The lack of obesity associated increase in circulating MCP-1 levels in the current cohort could be due to only a subtle obesity-associated difference in MCP-1 concentrations. Furthermore, the mean BF% of the normal weight cats was close to the lower limit for overweight cats in two previous publications [66, 67]. It is therefore possible that the body fat content of the normal weight cats was too high to distinguish their MCP-1 levels. However, the BF% and fat mass were still significantly higher in the overweight and obese BF% groups compared with the normal weight cats, and because a significant direct correlation between MCP-1 and fat mass has been reported in human and rodent studies [10, 68–70], a correlation was therefore expected in the current study.

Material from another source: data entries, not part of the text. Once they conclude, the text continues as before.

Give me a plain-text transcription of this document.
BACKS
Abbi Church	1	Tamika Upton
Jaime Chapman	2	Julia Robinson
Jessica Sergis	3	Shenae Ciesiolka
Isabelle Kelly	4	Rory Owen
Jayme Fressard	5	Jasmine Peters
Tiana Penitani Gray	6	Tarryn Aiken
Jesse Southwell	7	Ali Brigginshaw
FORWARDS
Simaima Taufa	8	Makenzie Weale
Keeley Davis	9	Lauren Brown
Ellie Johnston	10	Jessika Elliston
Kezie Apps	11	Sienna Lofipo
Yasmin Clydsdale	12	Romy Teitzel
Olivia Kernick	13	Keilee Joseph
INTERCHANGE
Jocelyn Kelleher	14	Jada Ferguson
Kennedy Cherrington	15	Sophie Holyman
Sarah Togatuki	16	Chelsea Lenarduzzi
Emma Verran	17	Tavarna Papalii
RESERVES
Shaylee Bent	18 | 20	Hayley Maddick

Although obesity affected HOMA and QUICKI in the current cohort [41], no correlation was found between circulating MCP-1, and AUCg, HOMA and QUICKI, as measures of insulin sensitivity and only a weak correlation between circulating levels of MCP-1 and AUCi was found. In human [71, 72] and murine studies [14, 73, 74] MCP-1 has been correlated with insulin resistance in some studies, while other studies found no correlation between obesity related inflammatory cytokines, including MCP-1, and the patient’s insulin sensitivity [75, 76].

A limitation of the present study was an uneven age distribution within the three BF% groups; the obese cats were older than the normal and overweight cats. However, because MCP-1 concentrations were not correlated with age in the current study and age has not been reported as a confounding factor in human or rodent studies, it seems unlikely that the slightly older age of obese cats affected the results. With respect to presence of systemic inflammation, SAA has shown to have varying correlation to other APPs, due to the APPs being secreted by different organs. A strong correlation has been found between SAA and another feline APP, α1-acid glycoprotein (AGP) [31]. SAA is produced in the liver, thyroid and kidneys [32] and AGP is secreted by the liver as well as by leukocytes in the chronic phase [77], which may explain a difference in the behavior of APPs in the chronic and acute inflammatory state. It is possible that another APP could reflect feline chronic low-grade inflammation better, but in general, markers of acute and chronic inflammation in cats have so far only been sparsely evaluated and the search for markers of feline chronic inflammation should continue.

Conclusion

The current study shows that the canine MCP-1 ELISA assay may possibly be applicable for the measurement of MCP-1 in feline serum. However, a possible association between obesity and MCP-1 could not be detected in this cohort of lean to obese cats using the chosen commercial canine ELISA assay and the lack of correlation with SAA could suggest that MCP-1 is not an ideal marker of general acute circulating inflammation in cats in a clinical setting. These results do not entirely exclude the possibility of a systemic low-grade inflammation, but they do indicate that a possible obesity associated systemic low-grade inflammation in cats is probably not driven by MCP-1 as the main instigator.

Further investigation of other biomarkers in the continued search for measurable markers for low-grade inflammation in cats is warranted, as are investigations into which inflammatory conditions affect MCP-1 concentrations, for it to be applied as a potential inflammatory marker in the clinical setting and be of diagnostic relevance for the veterinary clinician.